Browsing > By author > Wazne Abdallah

This study examines solute segregation at grain boundaries (GBs) in FCC materials with a continuum approach based on the disclination structural unit model (DSUM)1 and elastic dipole tensors2 for modeling GB / solute interactions. In contrast with isotropic elastic analytical solutions3, the fast Fourier transform (FFT) method for field disclination mechanics3 is here applied in the more general context of heterogeneous anisotropic elasticity, to solve the elastic fields of the disclination dipole distributions representing two specific high angle (HA) GBs: Σ29 (5 2 0) [0 0 1] 46.40° and Σ149 (10 7 0) [0 0 1] 20.02°. For the elastic interaction of such interfaces with solute atoms, the elastic dipole tensor contains both the permanent second-rank tensor, which is related to a size effect, and the fourth-rank polarizability tensor2, which is related to a modulus effect by capturing the dependence on the external strain. Numerical comparisons between FFT simulations and Molecular Statics (MS) are performed for three systems: Al, Cu and Ag, with Ag and Ni as solute atoms in substitution. The findings highlight the crucial role of anisotropic elasticity in accurately modeling solute segregation. While FFT and MS calculations show an overall agreement, some discrepancies only occur close to the defect cores attributed by non-linear effects in the atomistic model. Additionally, this study reveals the strong impact of the modulus effect on solute concentration at GBs for some of these particular systems.

References:

1. Gertsman, V.Y., Nazarov, A.A., Romanov, A.E., Valiev, R.Z., Vladimirov, V.I., Dis- clination-structural unit model of grain boundaries, Philos. Mag. A 59 (1989) 1113-1118.
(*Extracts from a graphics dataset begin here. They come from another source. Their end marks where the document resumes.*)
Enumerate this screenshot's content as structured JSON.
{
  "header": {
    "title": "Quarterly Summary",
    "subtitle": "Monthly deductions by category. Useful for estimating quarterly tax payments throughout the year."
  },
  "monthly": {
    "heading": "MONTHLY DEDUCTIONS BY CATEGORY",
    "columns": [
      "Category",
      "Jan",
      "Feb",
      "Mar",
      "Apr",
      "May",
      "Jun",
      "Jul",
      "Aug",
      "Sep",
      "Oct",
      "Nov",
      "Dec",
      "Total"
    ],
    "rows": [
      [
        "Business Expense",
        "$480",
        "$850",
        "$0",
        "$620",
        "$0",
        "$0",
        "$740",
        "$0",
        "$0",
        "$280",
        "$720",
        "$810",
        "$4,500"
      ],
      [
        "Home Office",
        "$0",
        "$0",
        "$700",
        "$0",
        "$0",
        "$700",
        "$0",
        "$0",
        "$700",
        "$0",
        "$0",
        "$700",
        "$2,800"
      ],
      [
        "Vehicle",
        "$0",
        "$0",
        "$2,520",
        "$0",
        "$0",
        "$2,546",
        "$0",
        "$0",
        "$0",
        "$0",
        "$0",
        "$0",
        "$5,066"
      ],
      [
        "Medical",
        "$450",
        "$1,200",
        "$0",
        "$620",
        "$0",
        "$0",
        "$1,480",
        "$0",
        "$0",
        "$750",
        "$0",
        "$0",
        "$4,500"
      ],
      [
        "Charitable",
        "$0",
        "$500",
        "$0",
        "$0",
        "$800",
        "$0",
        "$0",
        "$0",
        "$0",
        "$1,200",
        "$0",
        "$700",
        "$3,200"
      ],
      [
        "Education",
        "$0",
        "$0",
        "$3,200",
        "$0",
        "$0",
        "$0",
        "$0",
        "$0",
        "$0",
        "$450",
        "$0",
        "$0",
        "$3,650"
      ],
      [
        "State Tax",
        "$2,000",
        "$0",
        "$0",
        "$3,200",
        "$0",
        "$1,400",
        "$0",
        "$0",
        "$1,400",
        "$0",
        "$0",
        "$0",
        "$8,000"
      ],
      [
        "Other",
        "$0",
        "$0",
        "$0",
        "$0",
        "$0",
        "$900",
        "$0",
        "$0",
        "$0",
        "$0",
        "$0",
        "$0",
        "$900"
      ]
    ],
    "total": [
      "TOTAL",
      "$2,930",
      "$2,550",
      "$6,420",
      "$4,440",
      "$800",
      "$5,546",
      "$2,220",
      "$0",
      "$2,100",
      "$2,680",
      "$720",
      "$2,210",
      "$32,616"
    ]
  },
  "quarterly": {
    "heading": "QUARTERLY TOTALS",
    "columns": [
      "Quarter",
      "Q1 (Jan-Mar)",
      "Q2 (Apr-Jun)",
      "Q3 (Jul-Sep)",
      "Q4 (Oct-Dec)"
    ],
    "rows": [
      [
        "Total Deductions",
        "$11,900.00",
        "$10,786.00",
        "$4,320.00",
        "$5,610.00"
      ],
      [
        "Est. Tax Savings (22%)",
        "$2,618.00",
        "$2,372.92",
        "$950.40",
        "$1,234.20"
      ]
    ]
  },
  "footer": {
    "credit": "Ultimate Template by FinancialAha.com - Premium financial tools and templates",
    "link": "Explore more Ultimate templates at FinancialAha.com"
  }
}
2. Clouet, E., Varvenne, C., Jourdan, T. Comput. Mater. Sci. 147, 49-163 (2018).

3. Dingreville, R. & Berbenni, S. On the interaction of solutes with grain boundaries. Acta Mater. 104, 237–249 (2016).

4. Berbenni, S. & Taupin, V. Fast fourier transform-based micromechanics of interfacial line defects in crystalline materials. J. Micromechanics Mol. Phys. 3, 1840007 (2018).